Inkjet Printing of Drug-Loaded Mesoporous Silica Nanoparticles-A Platform for Drug Development

• Published in: Molecules (Basel, Switzerland) Vol. 22; no. 11; p. 2020
• Main Authors: Wickström, Henrika, Hilgert, Ellen, Nyman, Johan O, Desai, Diti, Şen Karaman, Didem, de Beer, Thomas, Sandler, Niklas, Rosenholm, Jessica M
• Format: Journal Article
• Language: English
• Published: Switzerland MDPI AG 21.11.2017; MDPI
• Subjects: digital printing; Drug Carriers; Drug delivery; Drug Delivery Systems; Drug development; Drug screening; Drug Stability; Drugs; Ink jet printers; Inkjet printing; inkjet printing technology; mesoporous silica nanoparticles; Nanoparticles; Particle Size; pharmaceutical nanosuspension; Pharmaceutical Preparations - administration & dosage; Pharmaceutical Preparations - chemistry; Porosity; print morphology; Printing; Printing - methods; screening platform; Silica; Silicon Dioxide; Technology; mesoporous silica nanoparticles; digital printing; print morphology; screening platform; inkjet printing technology; pharmaceutical nanosuspension; drug delivery
• ISSN: 1420-3049; 1420-3049
• DOI: 10.3390/molecules22112020

Mesoporous silica nanoparticles (MSNs) have shown great potential in improving drug delivery of poorly water soluble (BCS class II, IV) and poorly permeable (BCS class III, IV) drugs, as well as facilitating successful delivery of unstable compounds.

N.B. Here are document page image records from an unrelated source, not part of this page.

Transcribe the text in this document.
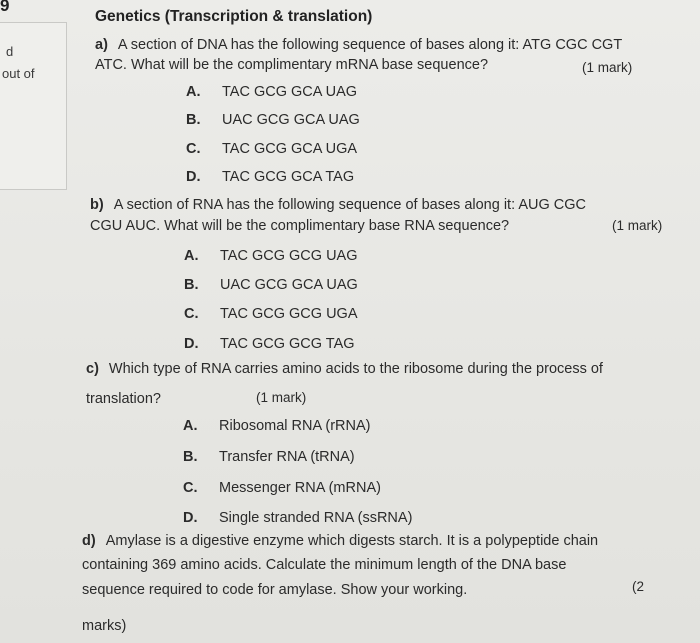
9
d
out of
Genetics (Transcription & translation)
a) A section of DNA has the following sequence of bases along it: ATG CGC CGT
ATC. What will be the complimentary mRNA base sequence?	(1 mark)
A. TAC GCG GCA UAG
B. UAC GCG GCA UAG
C. TAC GCG GCA UGA
D. TAC GCG GCA TAG
b) A section of RNA has the following sequence of bases along it: AUG CGC
CGU AUC. What will be the complimentary base RNA sequence?	(1 mark)
A. TAC GCG GCG UAG
B. UAC GCG GCA UAG
C. TAC GCG GCG UGA
D. TAC GCG GCG TAG
c) Which type of RNA carries amino acids to the ribosome during the process of
translation?	(1 mark)
A. Ribosomal RNA (rRNA)
B. Transfer RNA (tRNA)
C. Messenger RNA (mRNA)
D. Single stranded RNA (ssRNA)
d) Amylase is a digestive enzyme which digests starch. It is a polypeptide chain
containing 369 amino acids. Calculate the minimum length of the DNA base
sequence required to code for amylase. Show your working.	(2
marks)
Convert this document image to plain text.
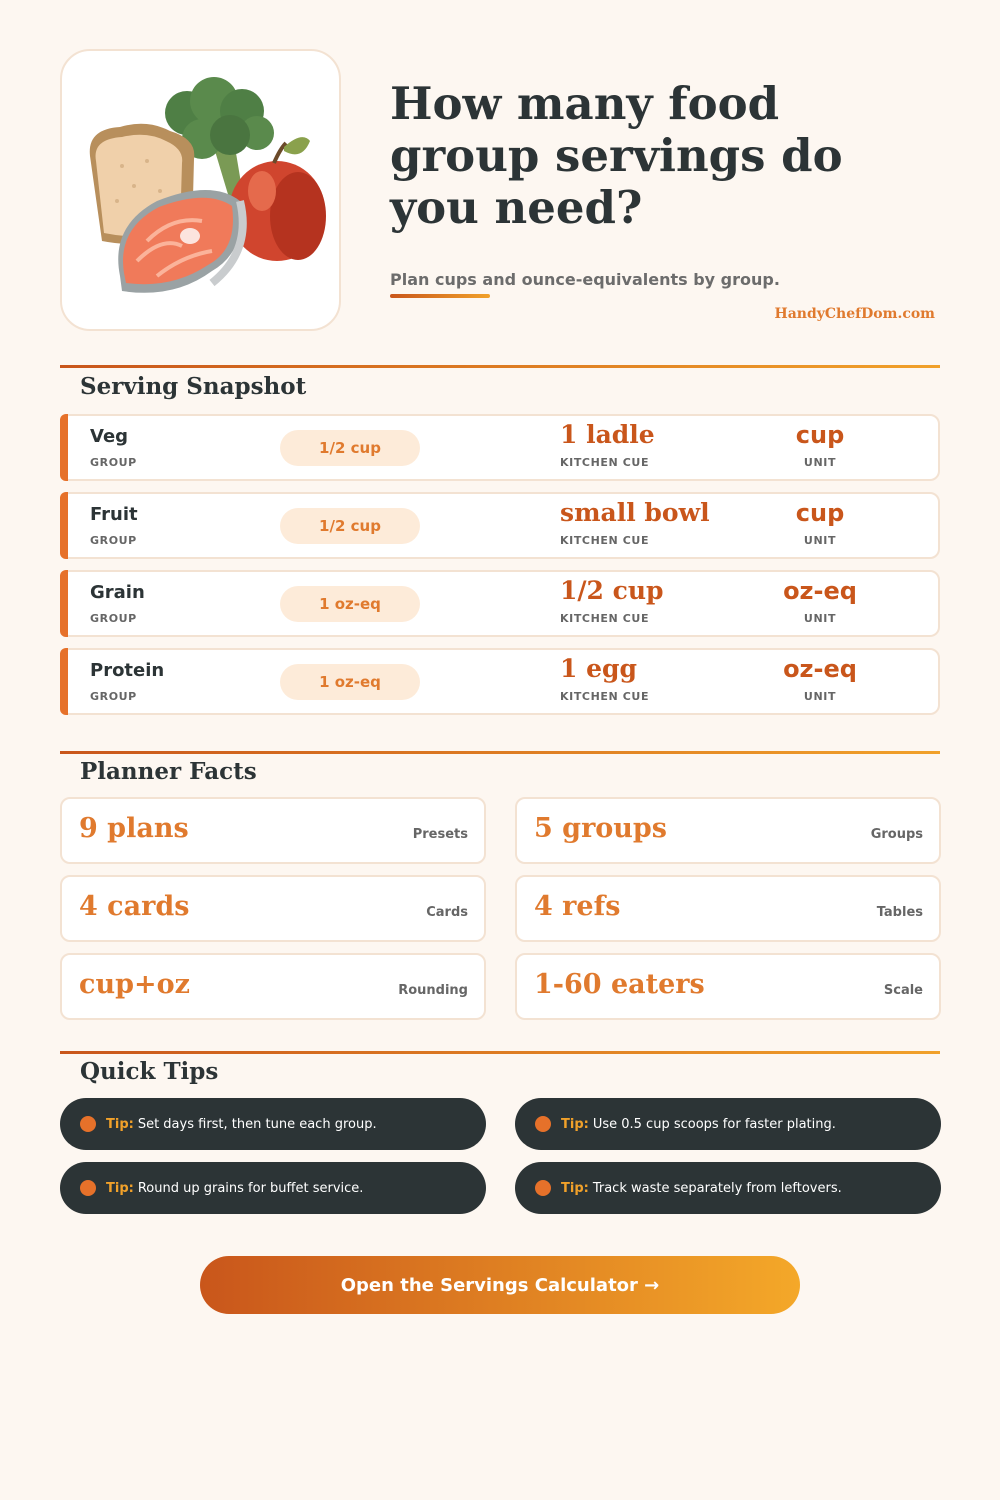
How many food group servings do you need?
Plan cups and ounce-equivalents by group.
HandyChefDom.com
Serving Snapshot
Veg
GROUP
1/2 cup	1 ladle
KITCHEN CUE
cup
UNIT
Fruit
GROUP
1/2 cup	small bowl
KITCHEN CUE
cup
UNIT
Grain
GROUP
1 oz-eq	1/2 cup
KITCHEN CUE
oz-eq
UNIT
Protein
GROUP
1 oz-eq	1 egg
KITCHEN CUE
oz-eq
UNIT
Planner Facts
9 plans	Presets 5 groups	Groups
4 cards	Cards 4 refs	Tables
cup+oz	Rounding 1-60 eaters	Scale
Quick Tips
Tip: Set days first, then tune each group.	Tip: Use 0.5 cup scoops for faster plating.
Tip: Round up grains for buffet service.	Tip: Track waste separately from leftovers.
Open the Servings Calculator →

The nanoparticle technology would allow improved treatment by reducing adverse reactions of currently approved drugs and possibly reintroducing previously discarded compounds from the drug development pipeline. This study aims to highlight important aspects in mesoporous silica nanoparticle (MSN) ink formulation development for digital inkjet printing technology and to advice on choosing a method (2D/3D) for nanoparticle print deposit characterization. The results show that both unfunctionalized and polyethyeleneimine (PEI) surface functionalized MSNs, as well as drug-free and drug-loaded MSN-PEI suspensions, can be successfully inkjet-printed. Furthermore, the model BCS class IV drug remained incorporated in the MSNs and the suspension remained physically stable during the processing time and steps. This proof-of-concept study suggests that inkjet printing technology would be a flexible deposition method of pharmaceutical MSN suspensions to generate patterns according to predefined designs. The concept could be utilized as a versatile drug screening platform in the future due to the possibility of accurately depositing controlled volumes of MSN suspensions on various materials.